John Seigenthaler is founder of the Freedom Forum First Amendment Center at Vanderbilt University in Nashville, Tennessee. A former president of the American Society of Newspaper Editors, he served for 43 years as an award-winning reporter, editor and publisher for The Tennessean, Nashville's morning newspaper, and was founding editorial director of USA TODAY. In the early 1960s he served as administrative assistant to Attorney General Robert F. Kennedy, and distinguished himself in the civil rights movement as chief negotiator with Alabama Governor George Wallace during the Freedom Rides. Seigenthaler served with distinction as the Chair of the Profile in Courage Award Committee from 1996-2006.
David M. Shribman is the executive editor of the Pittsburgh Post-Gazette. He came to Pittsburgh from The Boston Globe where he was assistant managing editor, columnist and Washington bureau chief. Shribman was awarded the Pulitzer Prize in journalism in 1995 for his coverage of Washington and the American political scene. Shribman joined The Boston Globe after serving as national political correspondent for The Wall Street Journal. Prior to that, he covered Congress and national politics for The New York Times and was a member of the national staff of The Washington Star. A native of Salem, Massachusetts, he began his career at The Buffalo Evening News, where he worked on the city staff before being assigned to the paper's Washington bureau.
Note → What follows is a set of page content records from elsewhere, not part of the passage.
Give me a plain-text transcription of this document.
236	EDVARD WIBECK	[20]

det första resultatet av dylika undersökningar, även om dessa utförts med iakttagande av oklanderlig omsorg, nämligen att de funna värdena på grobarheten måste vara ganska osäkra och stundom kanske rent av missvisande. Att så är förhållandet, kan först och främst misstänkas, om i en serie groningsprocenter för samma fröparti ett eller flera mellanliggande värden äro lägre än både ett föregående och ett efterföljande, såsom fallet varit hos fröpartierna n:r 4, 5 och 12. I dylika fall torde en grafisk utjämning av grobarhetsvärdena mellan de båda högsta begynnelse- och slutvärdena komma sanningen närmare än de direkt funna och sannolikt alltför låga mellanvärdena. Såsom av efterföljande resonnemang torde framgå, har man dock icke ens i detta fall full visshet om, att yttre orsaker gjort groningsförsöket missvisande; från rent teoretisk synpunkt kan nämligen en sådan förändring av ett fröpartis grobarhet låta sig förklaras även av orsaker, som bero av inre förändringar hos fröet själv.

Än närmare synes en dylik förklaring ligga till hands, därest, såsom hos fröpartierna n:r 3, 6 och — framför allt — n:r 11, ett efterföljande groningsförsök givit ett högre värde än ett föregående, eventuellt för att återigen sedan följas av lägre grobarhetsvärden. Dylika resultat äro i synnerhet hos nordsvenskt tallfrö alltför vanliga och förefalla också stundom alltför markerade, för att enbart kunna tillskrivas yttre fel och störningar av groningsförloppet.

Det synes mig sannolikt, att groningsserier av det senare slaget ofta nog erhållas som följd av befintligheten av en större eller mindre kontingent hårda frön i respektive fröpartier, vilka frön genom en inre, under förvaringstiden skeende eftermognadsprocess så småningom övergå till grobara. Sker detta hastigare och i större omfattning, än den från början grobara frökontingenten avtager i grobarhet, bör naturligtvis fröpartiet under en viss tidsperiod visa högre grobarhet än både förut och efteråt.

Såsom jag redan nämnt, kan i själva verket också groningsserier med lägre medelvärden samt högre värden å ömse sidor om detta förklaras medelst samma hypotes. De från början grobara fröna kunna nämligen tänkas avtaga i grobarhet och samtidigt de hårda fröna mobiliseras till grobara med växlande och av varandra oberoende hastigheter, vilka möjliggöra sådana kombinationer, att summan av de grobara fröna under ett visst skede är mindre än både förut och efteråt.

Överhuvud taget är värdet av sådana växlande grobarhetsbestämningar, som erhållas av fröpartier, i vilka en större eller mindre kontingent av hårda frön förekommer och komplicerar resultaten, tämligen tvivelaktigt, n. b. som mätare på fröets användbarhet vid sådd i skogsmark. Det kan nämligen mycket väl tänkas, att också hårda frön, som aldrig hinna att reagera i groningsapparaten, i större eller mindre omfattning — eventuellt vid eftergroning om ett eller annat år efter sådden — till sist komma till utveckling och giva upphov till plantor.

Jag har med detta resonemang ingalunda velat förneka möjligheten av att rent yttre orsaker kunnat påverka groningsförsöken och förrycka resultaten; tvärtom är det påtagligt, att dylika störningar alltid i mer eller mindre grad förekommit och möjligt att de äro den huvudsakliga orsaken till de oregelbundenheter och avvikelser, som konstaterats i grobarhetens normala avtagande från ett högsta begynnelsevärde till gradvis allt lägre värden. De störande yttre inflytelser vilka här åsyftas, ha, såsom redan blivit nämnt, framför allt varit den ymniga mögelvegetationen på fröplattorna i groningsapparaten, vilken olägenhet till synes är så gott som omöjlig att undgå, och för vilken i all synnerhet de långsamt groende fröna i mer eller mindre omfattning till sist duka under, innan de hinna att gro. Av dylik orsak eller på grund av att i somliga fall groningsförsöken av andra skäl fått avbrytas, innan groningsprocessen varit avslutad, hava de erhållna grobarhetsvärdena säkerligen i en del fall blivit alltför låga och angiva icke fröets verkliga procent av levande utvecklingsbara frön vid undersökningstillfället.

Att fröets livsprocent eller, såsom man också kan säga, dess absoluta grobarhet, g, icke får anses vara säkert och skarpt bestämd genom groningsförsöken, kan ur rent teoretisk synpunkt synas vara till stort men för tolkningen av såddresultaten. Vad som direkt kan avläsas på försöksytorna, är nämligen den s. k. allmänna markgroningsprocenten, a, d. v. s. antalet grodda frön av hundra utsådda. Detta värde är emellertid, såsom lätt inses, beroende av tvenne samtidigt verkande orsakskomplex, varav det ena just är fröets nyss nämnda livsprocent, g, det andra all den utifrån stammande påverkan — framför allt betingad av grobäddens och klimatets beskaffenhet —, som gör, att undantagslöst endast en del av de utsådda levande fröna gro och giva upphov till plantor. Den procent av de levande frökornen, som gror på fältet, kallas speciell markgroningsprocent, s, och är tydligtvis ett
U.S. Senator Olympia Snowe (R-Maine) was elected to the U.S. House of Representatives in 1978 and to the United States Senate in 1994. Before her election to the Senate in 1994, Olympia Snowe represented Maine’s Second Congressional District in the U.S. House of Representatives for sixteen years. Senator Snowe is only the fourth woman in history to be elected to both houses of Congress and the first woman in American history to serve in both houses of a state legislature and both houses of Congress. When first elected to Congress in 1978, at the age of 31, Olympia Snowe was the youngest Republican woman, and the first Greek-American woman, ever elected to Congress. During her tenure in the U.S. House of Representatives, she co-chaired the Congressional Caucus on Women’s issues for ten years, and provided leadership in establishing the Office of Women’s Health at the National Institutes of Health.